EOS_TOKEN = tokenizer.eos_token

def formatting_prompts_func(examples):
    instructions = examples["instruction"]
    inputs = examples["input"]
    outputs = examples["output"]
    texts = []
    for instruction, input, output in zip(instructions, inputs, outputs):
        text = alpaca_prompt.format(instruction, input, output) + EOS_TOKEN
        texts.append(text)
    return {"text": texts}

## Step 7: Configure Training Arguments

Set up the training parameters including batch size, learning rate, and number of epochs.

In [None]:
training_args = TrainingArguments(
    per_device_train_batch_size=2,
    gradient_accumulation_steps=4,
    warmup_steps=5,
    max_steps=60,  # Set this to -1 to train for full epochs
    # num_train_epochs=1,  # Alternatively, set number of epochs
    learning_rate=2e-4,
    fp16=not torch.cuda.is_bf16_supported(),
    bf16=torch.cuda.is_bf16_supported(),
    logging_steps=1,
    optim="adamw_8bit",
    weight_decay=0.01,
    lr_scheduler_type="linear",
    seed=3407,
    output_dir="outputs",
)

## Step 8: Initialize Trainer

Create the SFTTrainer with the model, dataset, and training arguments.

In [None]:
trainer = SFTTrainer(
    model=model,
    tokenizer=tokenizer,
    train_dataset=dataset,
    formatting_func=formatting_prompts_func,
    args=training_args,
    packing=False,
    max_seq_length=max_seq_length,
)

## Step 9: Start Training

Begin the fine-tuning process. This may take some time depending on your hardware and dataset size.

In [None]:
# Show current memory usage
gpu_stats = torch.cuda.get_device_properties(0)
start_gpu_memory = round(torch.cuda.max_memory_reserved() / 1024 / 1024 / 1024, 3)
max_memory = round(gpu_stats.total_memory / 1024 / 1024 / 1024, 3)
print(f"GPU = {gpu_stats.name}. Max memory = {max_memory} GB.")
print(f"{start_gpu_memory} GB of memory reserved.")

# Train the model
trainer_stats = trainer.train()

## Step 10: Display Training Statistics

Show memory usage and training time after fine-tuning.

In [None]:
# Show final memory and time stats
used_memory = round(torch.cuda.max_memory_reserved() / 1024 / 1024 / 1024, 3)
used_memory_for_lora = round(used_memory - start_gpu_memory, 3)
used_percentage = round(used_memory / max_memory * 100, 3)
lora_percentage = round(used_memory_for_lora / max_memory * 100, 3)
print(f"{trainer_stats.metrics['train_runtime']} seconds used for training.")
print(f"{round(trainer_stats.metrics['train_runtime'] / 60, 2)} minutes used for training.")
print(f"Peak reserved memory = {used_memory} GB.")
print(f"Peak reserved memory for training = {used_memory_for_lora} GB.")
print(f"Peak reserved memory % of max memory = {used_percentage} %.")
print(f"Peak reserved memory for training % of max memory = {lora_percentage} %.")

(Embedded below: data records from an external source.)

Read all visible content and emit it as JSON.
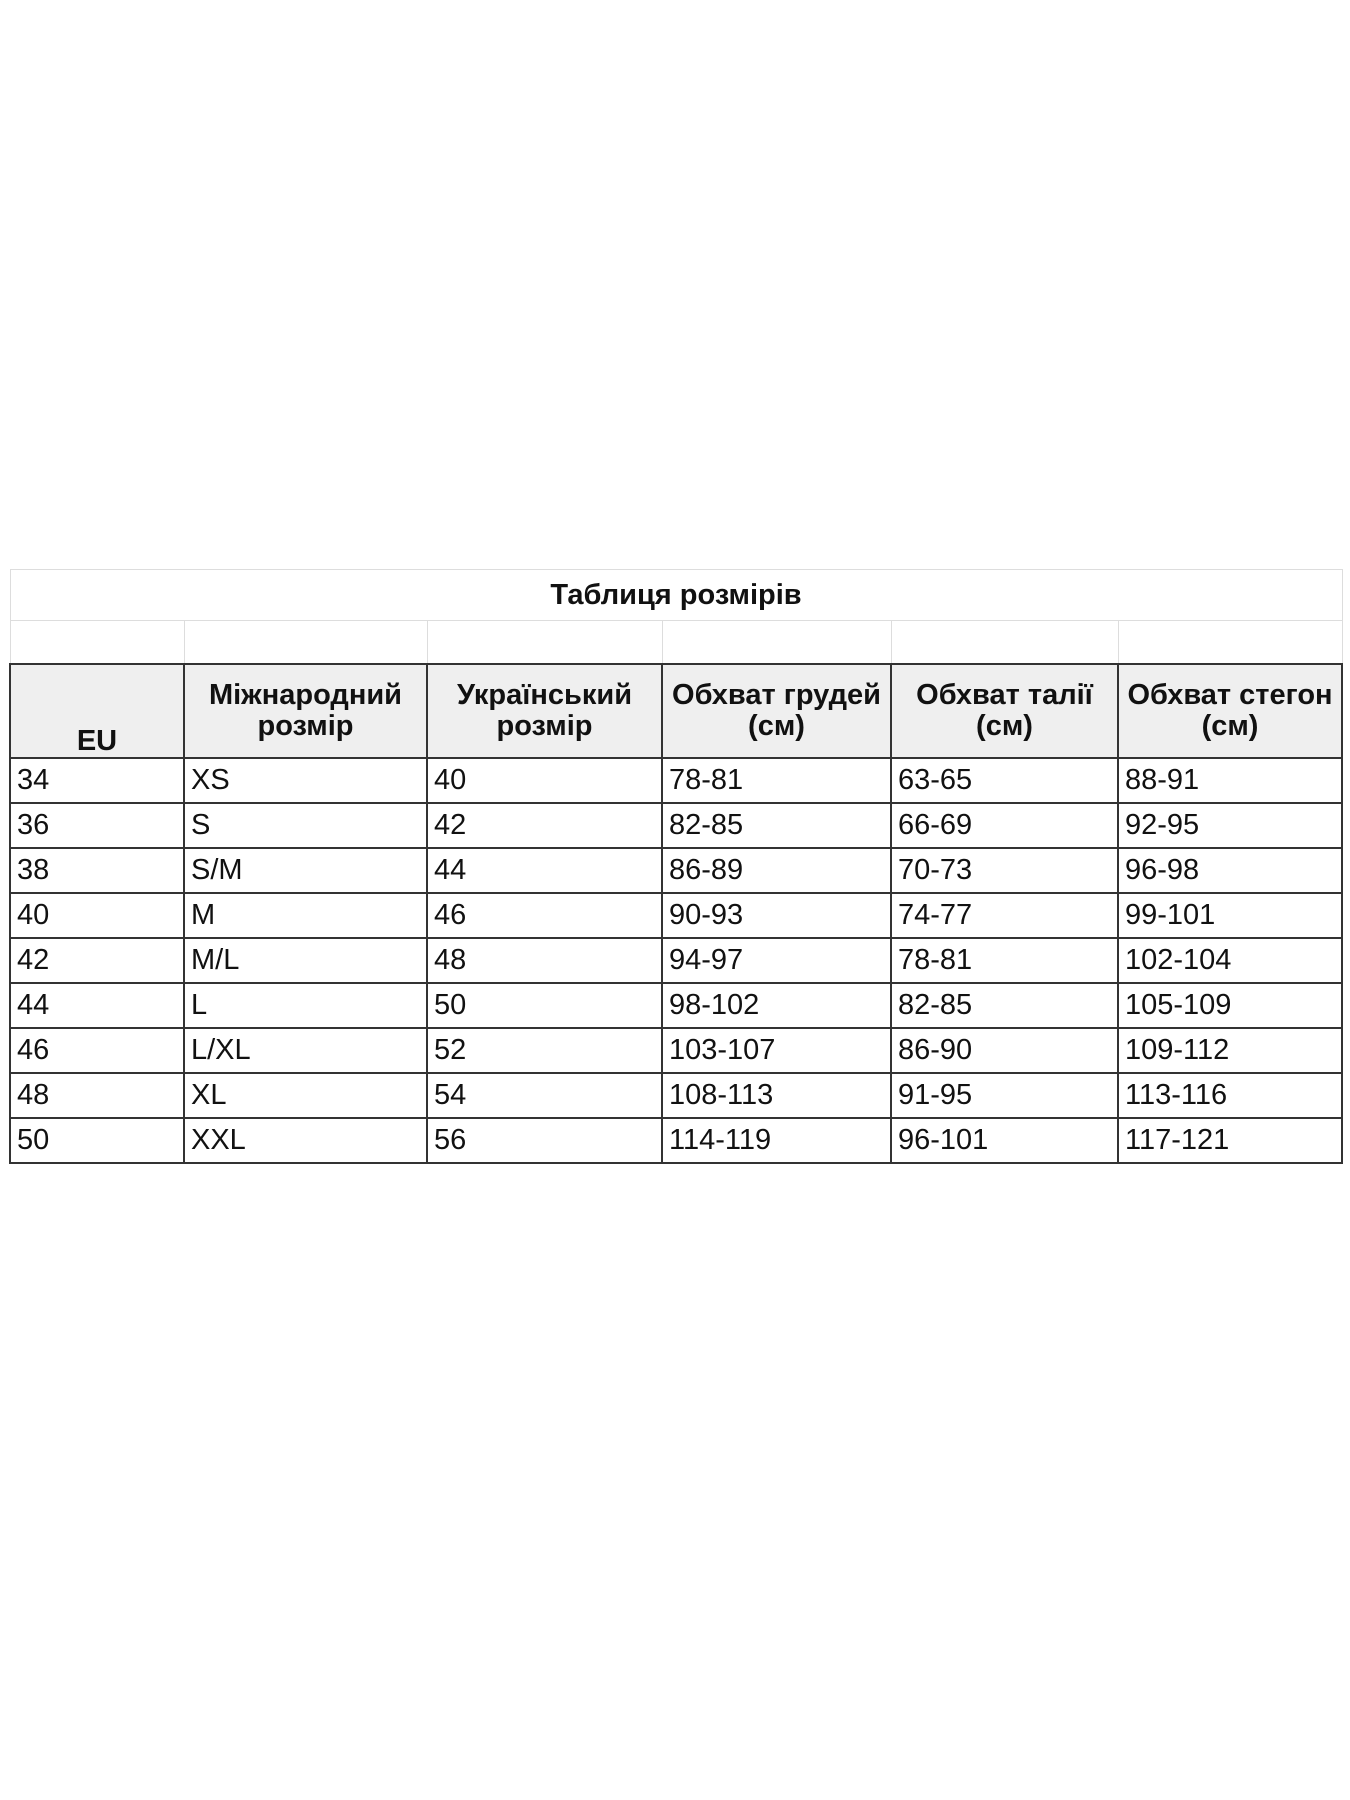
{
  "title": "Таблиця розмірів",
  "headers": [
    "EU",
    "Міжнародний розмір",
    "Український розмір",
    "Обхват грудей (см)",
    "Обхват талії (см)",
    "Обхват стегон (см)"
  ],
  "rows": [
    [
      "34",
      "XS",
      "40",
      "78-81",
      "63-65",
      "88-91"
    ],
    [
      "36",
      "S",
      "42",
      "82-85",
      "66-69",
      "92-95"
    ],
    [
      "38",
      "S/M",
      "44",
      "86-89",
      "70-73",
      "96-98"
    ],
    [
      "40",
      "M",
      "46",
      "90-93",
      "74-77",
      "99-101"
    ],
    [
      "42",
      "M/L",
      "48",
      "94-97",
      "78-81",
      "102-104"
    ],
    [
      "44",
      "L",
      "50",
      "98-102",
      "82-85",
      "105-109"
    ],
    [
      "46",
      "L/XL",
      "52",
      "103-107",
      "86-90",
      "109-112"
    ],
    [
      "48",
      "XL",
      "54",
      "108-113",
      "91-95",
      "113-116"
    ],
    [
      "50",
      "XXL",
      "56",
      "114-119",
      "96-101",
      "117-121"
    ]
  ]
}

## Step 11: Test the Model (Inference)

Test the fine-tuned model with a sample prompt.

In [None]:
# Enable native 2x faster inference
FastLanguageModel.for_inference(model)

# Test prompt
inputs = tokenizer(
    [
        alpaca_prompt.format(
            "Explain the concept of machine learning",  # instruction
            "",  # input
            "",  # output - leave this blank for generation!
        )
    ],
    return_tensors="pt"
).to("cuda")

# Generate response
outputs = model.generate(
    **inputs,
    max_new_tokens=64,
    use_cache=True
)

# Decode and print the output
decoded_output = tokenizer.batch_decode(outputs)
print(decoded_output[0])

## Step 12: Save the Model

Save the fine-tuned model locally and optionally push to Hugging Face Hub.

In [None]:
# Save locally
model.save_pretrained("lora_model")  # Local saving
tokenizer.save_pretrained("lora_model")

# Save to 16bit for VLLM
# model.save_pretrained_merged("model", tokenizer, save_method="merged_16bit")

# Save to 4bit for later use
# model.save_pretrained_merged("model", tokenizer, save_method="merged_4bit")

# Save to GGUF format for llama.cpp
# model.save_pretrained_gguf("model", tokenizer, quantization_method="q4_k_m")

# Push to Hugging Face Hub (uncomment and replace with your repo name)
# model.push_to_hub("your_username/your_model_name", token="your_hf_token")
# tokenizer.push_to_hub("your_username/your_model_name", token="your_hf_token")

## Conclusion

You have successfully fine-tuned a Llama model using Unsloth! 

Key advantages of using Unsloth:
- **2x faster training** compared to standard methods
- **Reduced memory usage** with optimizations
- **Easy-to-use API** for quick setup
- **Multiple export formats** (16bit, 4bit, GGUF)

Next steps:
1. Experiment with different hyperparameters
2. Try different datasets
3. Test with various model sizes
4. Deploy your model for inference